The NHL is the best professional hockey league in the world. The facilities, the standard of play, the money is all the best. Every player in the world dreams of stepping foot on an NHL rink even for just one night in their career. That, however, doesn’t make it the pinnacle of the sport. That is reserved for the Winter Olympics
The NHL’s decision Monday (3rd April) to prevent their players participating in the 2018 Winter Olympics has been met with universal derision and that is the correct response.
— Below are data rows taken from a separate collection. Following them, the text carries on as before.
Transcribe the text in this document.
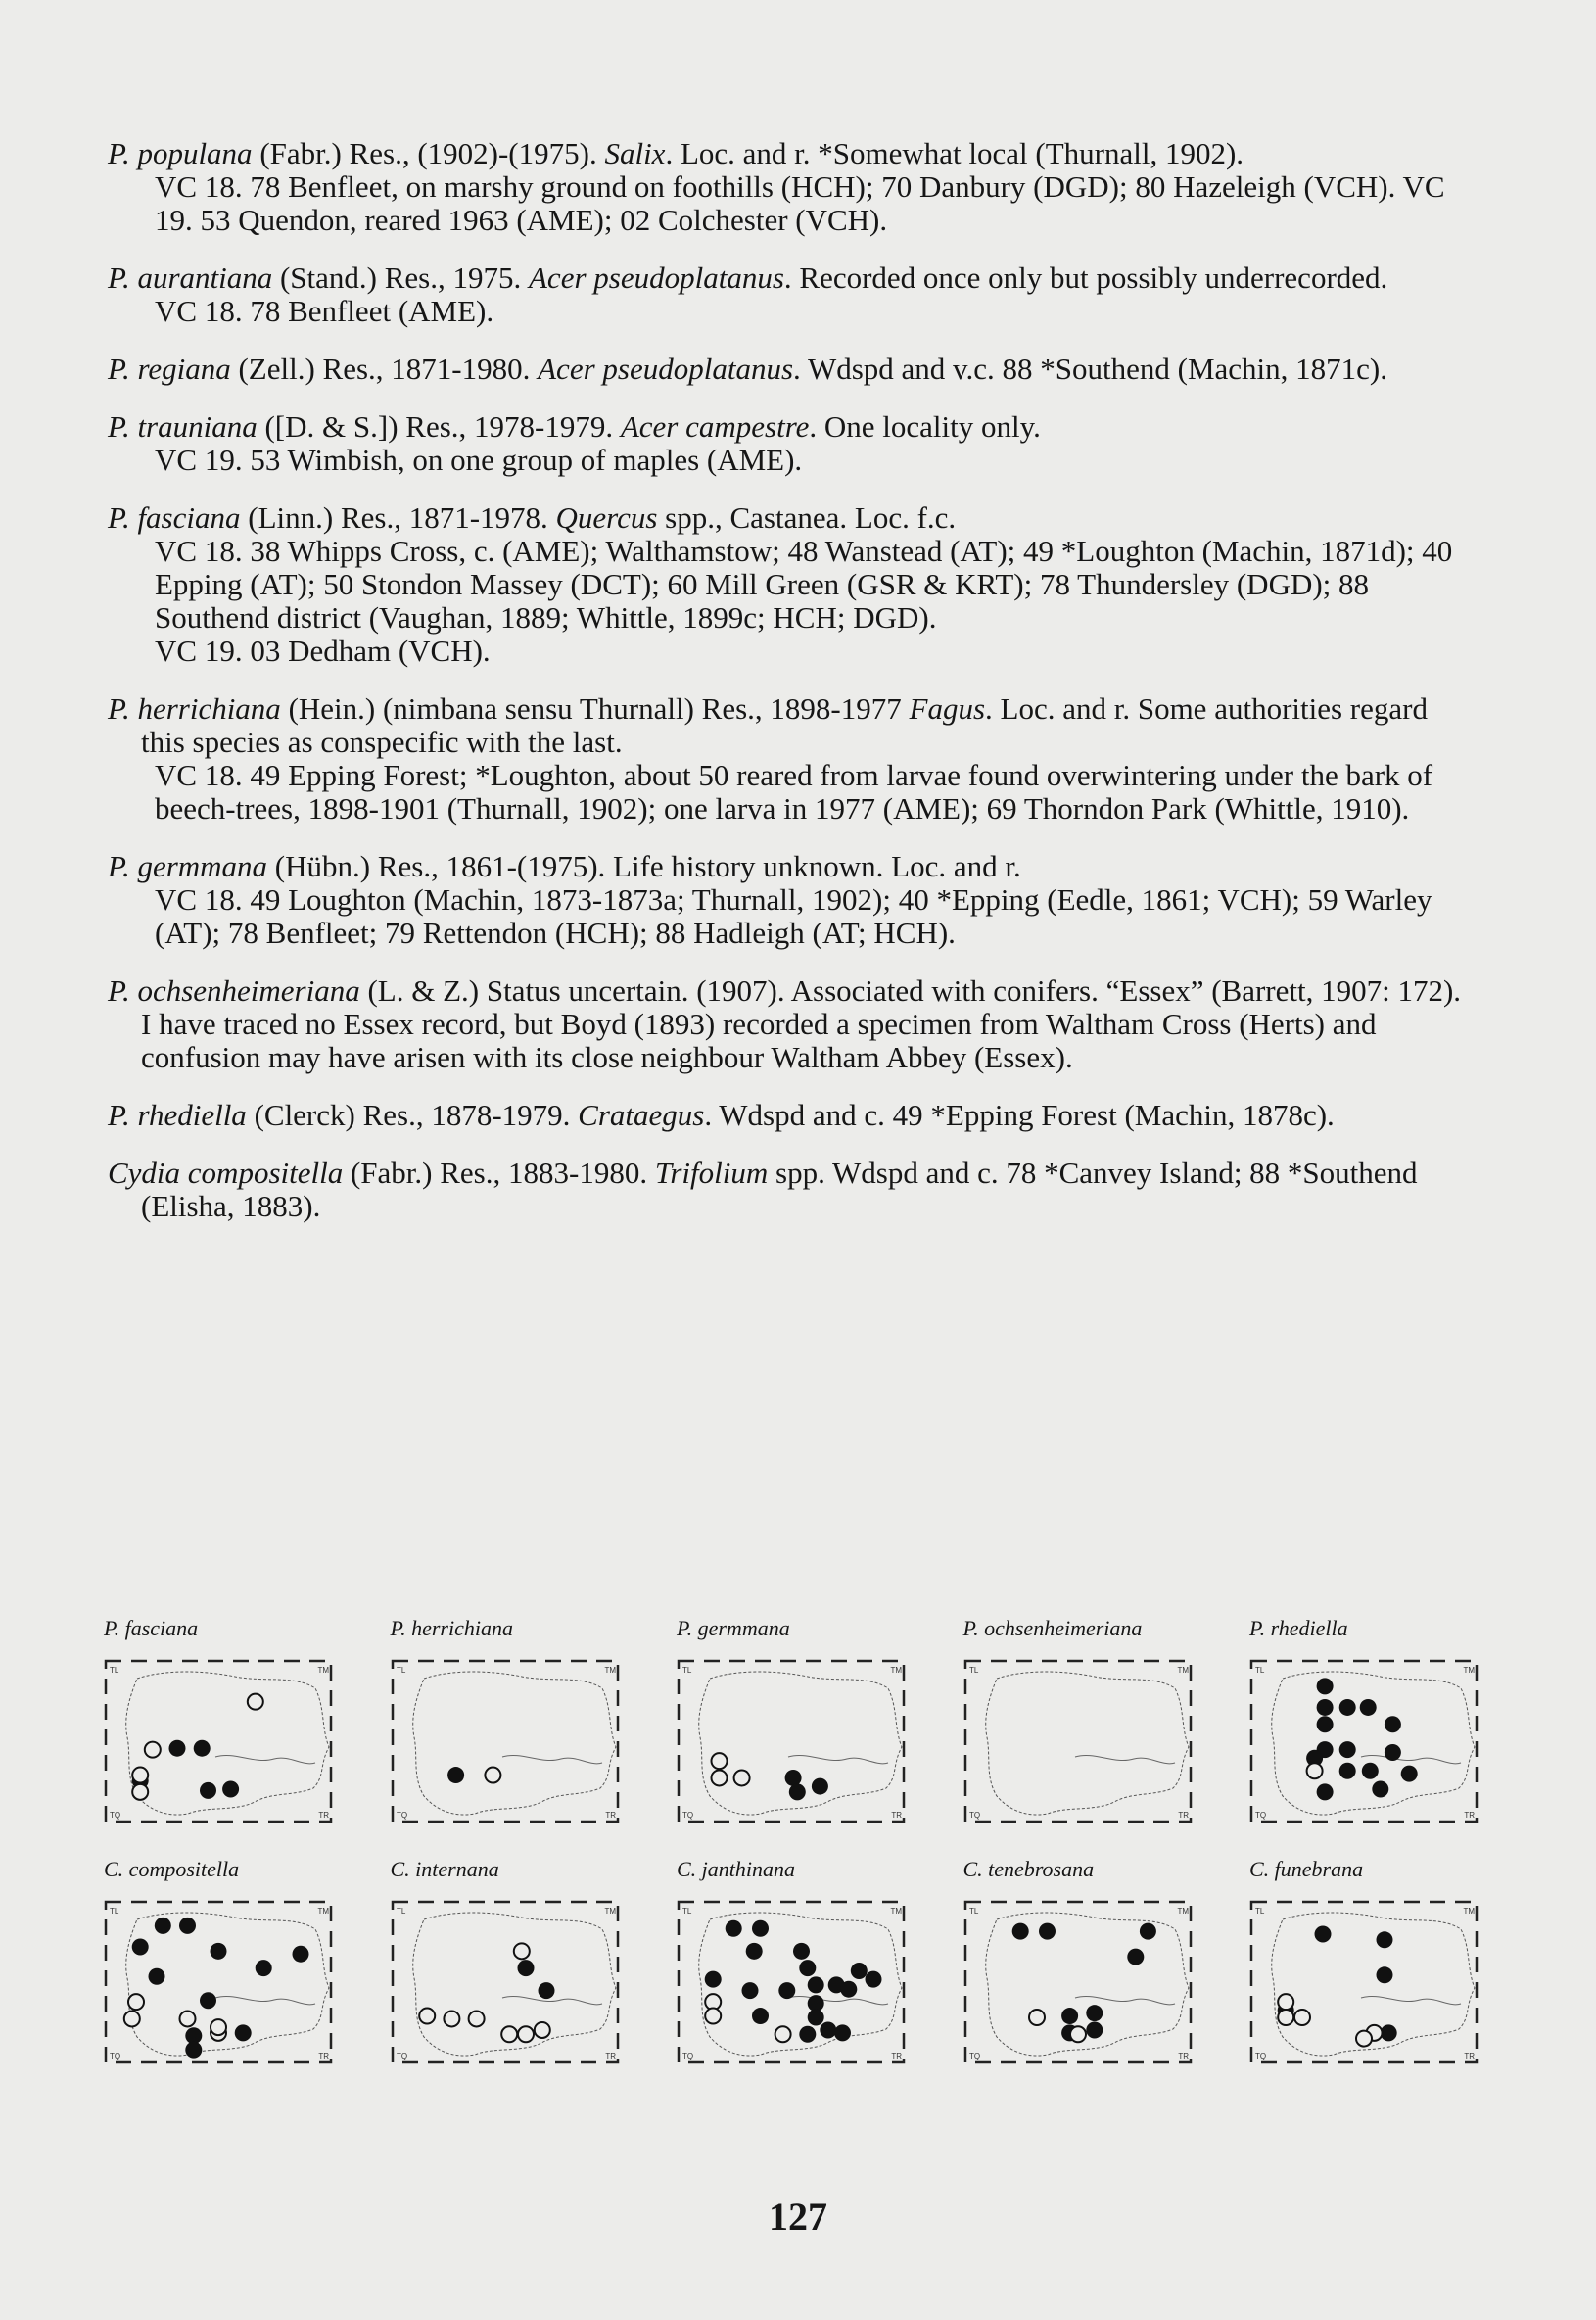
P. populana (Fabr.) Res., (1902)-(1975). Salix. Loc. and r. *Somewhat local (Thurnall, 1902).

VC 18. 78 Benfleet, on marshy ground on foothills (HCH); 70 Danbury (DGD); 80 Hazeleigh (VCH). VC 19. 53 Quendon, reared 1963 (AME); 02 Colchester (VCH).

P. aurantiana (Stand.) Res., 1975. Acer pseudoplatanus. Recorded once only but possibly underrecorded.

VC 18. 78 Benfleet (AME).

P. regiana (Zell.) Res., 1871-1980. Acer pseudoplatanus. Wdspd and v.c. 88 *Southend (Machin, 1871c).

P. trauniana ([D. & S.]) Res., 1978-1979. Acer campestre. One locality only.

VC 19. 53 Wimbish, on one group of maples (AME).

P. fasciana (Linn.) Res., 1871-1978. Quercus spp., Castanea. Loc. f.c.

VC 18. 38 Whipps Cross, c. (AME); Walthamstow; 48 Wanstead (AT); 49 *Loughton (Machin, 1871d); 40 Epping (AT); 50 Stondon Massey (DCT); 60 Mill Green (GSR & KRT); 78 Thundersley (DGD); 88 Southend district (Vaughan, 1889; Whittle, 1899c; HCH; DGD).

VC 19. 03 Dedham (VCH).

P. herrichiana (Hein.) (nimbana sensu Thurnall) Res., 1898-1977 Fagus. Loc. and r. Some authorities regard this species as conspecific with the last.

VC 18. 49 Epping Forest; *Loughton, about 50 reared from larvae found overwintering under the bark of beech-trees, 1898-1901 (Thurnall, 1902); one larva in 1977 (AME); 69 Thorndon Park (Whittle, 1910).

P. germmana (Hübn.) Res., 1861-(1975). Life history unknown. Loc. and r.

VC 18. 49 Loughton (Machin, 1873-1873a; Thurnall, 1902); 40 *Epping (Eedle, 1861; VCH); 59 Warley (AT); 78 Benfleet; 79 Rettendon (HCH); 88 Hadleigh (AT; HCH).

P. ochsenheimeriana (L. & Z.) Status uncertain. (1907). Associated with conifers. “Essex” (Barrett, 1907: 172). I have traced no Essex record, but Boyd (1893) recorded a specimen from Waltham Cross (Herts) and confusion may have arisen with its close neighbour Waltham Abbey (Essex).

P. rhediella (Clerck) Res., 1878-1979. Crataegus. Wdspd and c. 49 *Epping Forest (Machin, 1878c).

Cydia compositella (Fabr.) Res., 1883-1980. Trifolium spp. Wdspd and c. 78 *Canvey Island; 88 *Southend (Elisha, 1883).

P. fasciana
TL	TM
TQ	TR
P. herrichiana
TL	TM
TQ	TR
P. germmana
TL	TM
TQ	TR
P. ochsenheimeriana
TL	TM
TQ	TR
P. rhediella
TL	TM
TQ	TR
C. compositella
TL	TM
TQ	TR
C. internana
TL	TM
TQ	TR
C. janthinana
TL	TM
TQ	TR
C. tenebrosana
TL	TM
TQ	TR
C. funebrana
TL	TM
TQ	TR
127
"The NHL aren't sending their players to the winter olympics" pic.twitter.com/LtlHTndoBH
— Sinéad (@sking_) April 4, 2017
Fan Reation has been scathing
The NHL doesn’t want to send it’s players because of the risk of injury and shutting down their season for a few weeks of prime time hockey because it will lose them money. These reasons seem relatively reasonable until you think about the tremendous potential the Olympics are to grow the sport of hockey. It is an arrogance typified by early British football and predominantly American sports that their domestic league should be seen as the pinnacle of the game.
Ask Sidney Crosby, who famously scored the sudden-death winner in OT in the Vancouver Gold Medal match, what he would consider the pinnacle of his career. I’d suggest scoring the winning goal in the biggest match in his nation’s history would rank up there.
That is an opportunity that has been robbed of not only the North Americans who play in the NHL but also the Europeans. The chance for Tuukka Rask of the Boston Bruins to add to his medal haul at international level or for the Sedin twins of Sweden to finally win the gold that has eluded them thus far. Think about Christiano Erhoff of Germany, easily their best player. Ultimately, it is the players and the fans who are impacted the most.
It will be interesting to see whether top Europeans will leave the NHL altogether and join the KHL, Swedish or Swiss leagues in the run up to the 2018 Olympic Games, held in Pyeongchang, Korea, as has been muted. Other players will remain in the NHL but still travel and play for their national teams. Players such as Ovechkin (Russia and Washington), one of the greatest players in the last 20 years, who has the backing of a supportive owner.
The NHL, alongside the NFL, is the worst league in North America for shooting itself in the foot and hurting the fans. The 2012-13 lockout was a nightmare for fans and players and turned people off the sport as the greed of the owners was put above the needs and wants of the fans and the players alike. This Olympic Hockey decision is another example of the owners’ greed hurting the fans and the players.
The Winter Olympics could be seen as an opportunity for the NHL. They could keep the league running without much of a problem. Teams have minor league affiliate players and rookies that could fill the void and get a few weeks worth of experience and evaluation time. More eyes are on Ice Hockey during the winter games than at any other time. People could be watching hockey for the first time and want more, directly benefitting the game and the pockets of the NHL owners.
This is yet another short-sighted move by the NHL which does little to lift the mood of an increasingly frustrated fan base or player base. We are set to see a slew of Europeans and maybe some North Americans head to Korea regardless of the NHL’s decision which will bring its own particular brand of chaos.
Yet again the NHL knows what the right thing for the fans is. Yet again the NHL gets it wrong.